Director's Comments on Mt. Laurel

David D. Troutt

01 February 2017

Fair housing under the Mt. Laurel doctrine is resurrected in New Jersey.

On January 18th, days before the inauguration of President Donald Trump would unsettle expectations of HUD’s role in supporting federal fair housing, the New Jersey Supreme Court affirmed the vitality of the state’s own constitutional requirement that all municipalities provide their “fair share” of the regional need for affordable housing.  That constitutional requirement had been dead for 18 years, thanks to recalcitrance by the governor and the state regulatory body—the Council on Affordable Housing (COAH)—to decide rules for calculating each town’s housing obligations. 

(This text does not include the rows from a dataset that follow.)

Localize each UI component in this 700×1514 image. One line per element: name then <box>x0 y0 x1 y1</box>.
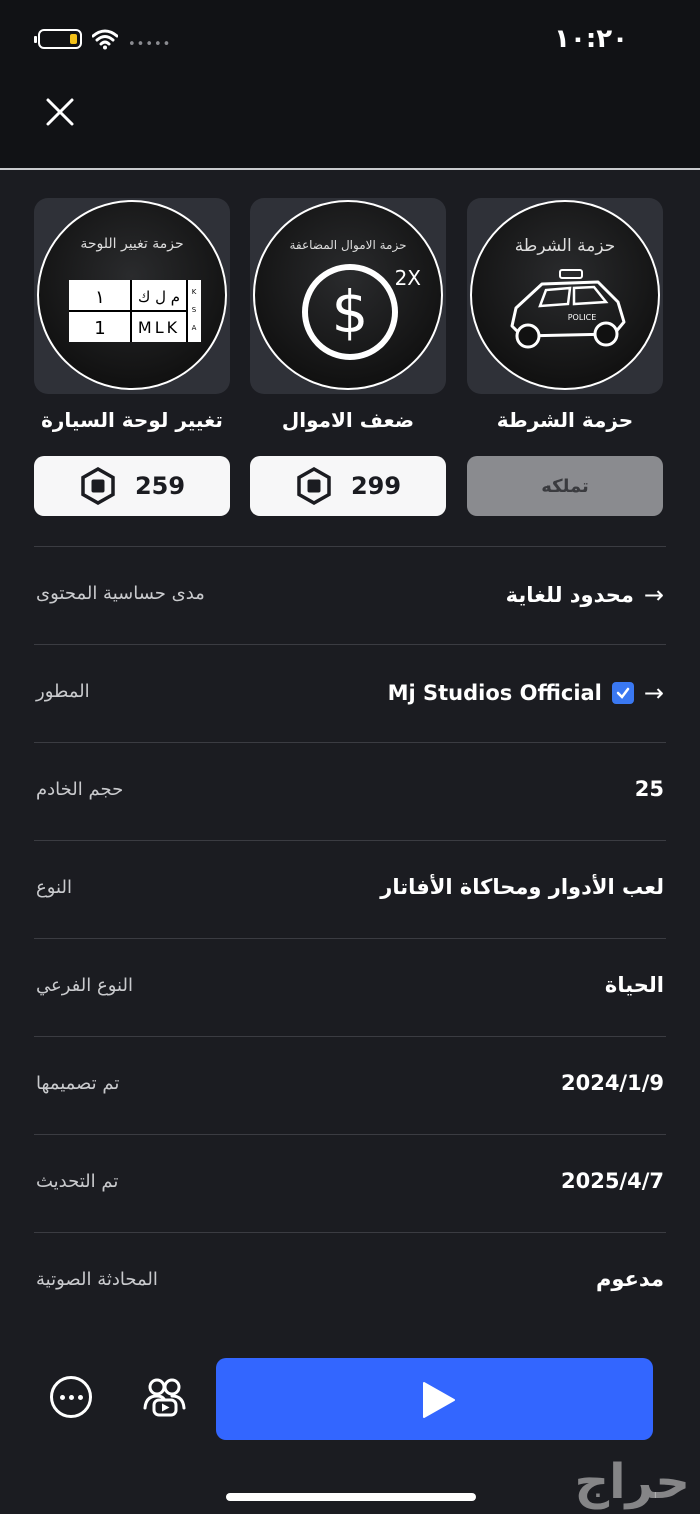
arrow-right-icon[interactable]: → <box>644 679 664 707</box>
detail-value-text: محدود للغاية <box>505 583 634 607</box>
detail-label: النوع الفرعي <box>36 975 133 996</box>
detail-row: تم التحديث 2025/4/7 <box>34 1134 666 1232</box>
verified-badge-icon <box>611 682 634 704</box>
svg-text:MLK: MLK <box>138 318 180 337</box>
license-plate-icon: ١ م ل ك 1 MLK K S A <box>69 280 201 342</box>
detail-label: مدى حساسية المحتوى <box>36 583 205 604</box>
wifi-icon <box>92 29 118 50</box>
owned-button[interactable]: تملكه <box>467 456 663 516</box>
detail-row[interactable]: مدى حساسية المحتوى محدود للغاية → <box>34 546 666 644</box>
header <box>0 82 700 170</box>
detail-row[interactable]: المطور Mj Studios Official → <box>34 644 666 742</box>
pass-card-double-money[interactable]: حزمة الاموال المضاعفة 2X $ ضعف الاموال 2… <box>250 198 446 516</box>
police-text: POLICE <box>568 313 597 322</box>
pass-thumb-label: حزمة تغيير اللوحة <box>80 236 184 252</box>
detail-label: النوع <box>36 877 72 898</box>
svg-text:K: K <box>192 288 197 296</box>
detail-label: حجم الخادم <box>36 779 124 800</box>
detail-value: 25 <box>635 777 664 801</box>
pass-thumbnail: حزمة تغيير اللوحة ١ م ل ك 1 MLK K S A <box>34 198 230 394</box>
detail-value[interactable]: محدود للغاية → <box>506 581 664 609</box>
arrow-right-icon[interactable]: → <box>644 581 664 609</box>
buy-button[interactable]: 259 <box>34 456 230 516</box>
pass-title: ضعف الاموال <box>281 408 415 432</box>
detail-value-text: الحياة <box>604 973 664 997</box>
dollar-icon: $ <box>302 264 398 360</box>
pass-title: حزمة الشرطة <box>496 408 634 432</box>
pass-card-plate[interactable]: حزمة تغيير اللوحة ١ م ل ك 1 MLK K S A تغ… <box>34 198 230 516</box>
detail-value: الحياة <box>605 973 664 997</box>
status-time: ١٠:٢٠ <box>554 24 628 54</box>
detail-label: المطور <box>36 681 90 702</box>
pass-thumbnail: حزمة الشرطة POLICE <box>467 198 663 394</box>
svg-text:١: ١ <box>95 287 105 308</box>
pass-thumb-label: حزمة الشرطة <box>514 236 616 256</box>
cellular-signal-icon: ••••• <box>128 37 172 52</box>
detail-value-text: 2025/4/7 <box>560 1169 664 1193</box>
status-bar: ••••• ١٠:٢٠ <box>0 0 700 82</box>
robux-icon <box>81 467 115 505</box>
detail-label: تم التحديث <box>36 1171 119 1192</box>
more-options-button[interactable] <box>50 1376 92 1418</box>
detail-row: النوع لعب الأدوار ومحاكاة الأفاتار <box>34 840 666 938</box>
detail-value-text: لعب الأدوار ومحاكاة الأفاتار <box>380 875 664 899</box>
home-indicator[interactable] <box>226 1493 476 1501</box>
svg-text:S: S <box>192 306 197 314</box>
pass-thumbnail: حزمة الاموال المضاعفة 2X $ <box>250 198 446 394</box>
detail-value: مدعوم <box>596 1267 664 1291</box>
detail-row: النوع الفرعي الحياة <box>34 938 666 1036</box>
price-label: 259 <box>134 472 186 500</box>
detail-value: 2025/4/7 <box>561 1169 664 1193</box>
detail-value-text: مدعوم <box>595 1267 664 1291</box>
close-icon[interactable] <box>40 92 80 132</box>
detail-label: المحادثة الصوتية <box>36 1269 158 1290</box>
svg-text:م ل ك: م ل ك <box>138 288 180 306</box>
detail-row: حجم الخادم 25 <box>34 742 666 840</box>
pass-card-police[interactable]: حزمة الشرطة POLICE حزمة الشرطة تملكه <box>467 198 663 516</box>
detail-value-text: Mj Studios Official <box>387 681 602 705</box>
svg-text:A: A <box>192 324 197 332</box>
detail-row: تم تصميمها 2024/1/9 <box>34 1036 666 1134</box>
detail-value-text: 2024/1/9 <box>560 1071 664 1095</box>
haraj-watermark: حراج <box>574 1454 691 1510</box>
play-button[interactable] <box>216 1358 653 1440</box>
detail-label: تم تصميمها <box>36 1073 120 1094</box>
battery-icon <box>34 29 82 49</box>
price-label: 299 <box>350 472 402 500</box>
detail-row: المحادثة الصوتية مدعوم <box>34 1232 666 1330</box>
svg-text:1: 1 <box>94 318 105 339</box>
police-car-icon: POLICE <box>510 269 626 349</box>
detail-value: لعب الأدوار ومحاكاة الأفاتار <box>380 875 664 899</box>
robux-icon <box>297 467 331 505</box>
bottom-action-bar: حراج <box>0 1330 700 1514</box>
friends-play-icon[interactable] <box>140 1372 188 1420</box>
detail-value-text: 25 <box>634 777 664 801</box>
detail-value: 2024/1/9 <box>561 1071 664 1095</box>
owned-label: تملكه <box>541 475 589 497</box>
game-details-list: مدى حساسية المحتوى محدود للغاية → المطور Mj … <box>34 546 666 1331</box>
detail-value[interactable]: Mj Studios Official → <box>388 679 664 707</box>
svg-text:$: $ <box>332 278 369 346</box>
buy-button[interactable]: 299 <box>250 456 446 516</box>
pass-title: تغيير لوحة السيارة <box>41 408 223 432</box>
pass-thumb-label: حزمة الاموال المضاعفة <box>289 238 407 252</box>
play-icon <box>423 1382 455 1418</box>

It turns out the obligation was merely comatose, not dead, revived by last week’s decision.  There, the Supreme Court agreed with appellant Fair Share Housing Center’s arguments that the period of dormancy from 1999 to the present must be counted.  Numerous municipalities had sued for a court order (declaratory judgment) excluding that period from consideration, seeking to count only unmet housing need during the last calculation, present need and prospective housing need.  Fair Share Housing Centre argued that “pent-up” housing need during the 17 years in which the government failed to enforce the statutory obligations on towns could not be ignored.  The Supreme Court agreed.  Still remaining is the precise method for calculating that pent-up need.  Look for periodic data briefs in the coming months in which CLiME documents some of the critical housing-related changes that have hit New Jersey since 1999.

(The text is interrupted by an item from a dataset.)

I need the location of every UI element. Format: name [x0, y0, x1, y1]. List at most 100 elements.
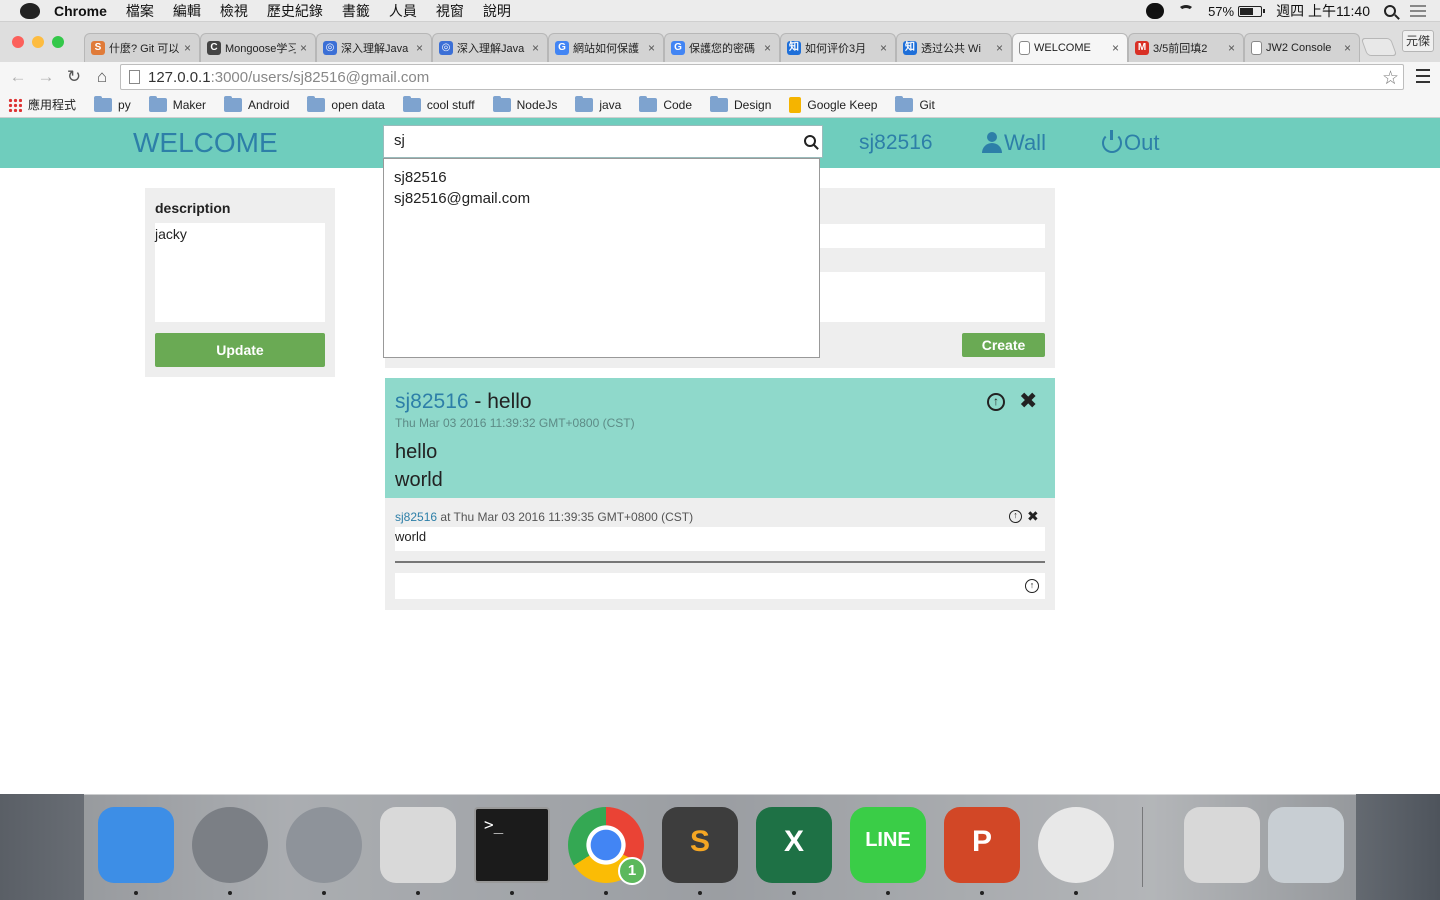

The latest Mt. Laurel decision is a victory for metropolitan equity of the highest order.  New Jersey is the third most racially segregated state in the nation, and economic segregation—at which the Mt. Laurel doctrine is aimed—closely tracks racial stratification.  The generation lost to government housing neglect included dynamic changes in immigration, a still-unresolved foreclosure crisis, widening wealth inequality, population growth, economic restructuring and, of course, the Great Recession.  Ignoring its effects on the regional need for fair housing was an appalling abdication of governmental and constitutional responsibility for the thousands of New Jersey households struggling with residential instability, a lack of housing choice and the resulting consequences for individual opportunity and mobility.  With the obligation restored, advocates have regained a tool—and municipalities have regained an incentive—to bring about greater regional balance and the collective economic benefits that flow from it.

The work is not over.  Cases will return to court.  The Mt. Laurel doctrine will remain an abstract puzzle of mathematical formulations, understood only through sophisticated expert analyses seemingly disconnected from the lives of people whose life chances are potentially bettered by wider, fairer housing choice.  Integrated living, a benefit many Americans have abandoned, is still a ways off.  But it got an important step closer to resurrection with last week’s New Jersey Supreme Court decision. 

Even amid dramatic national change, a lot about life is still local.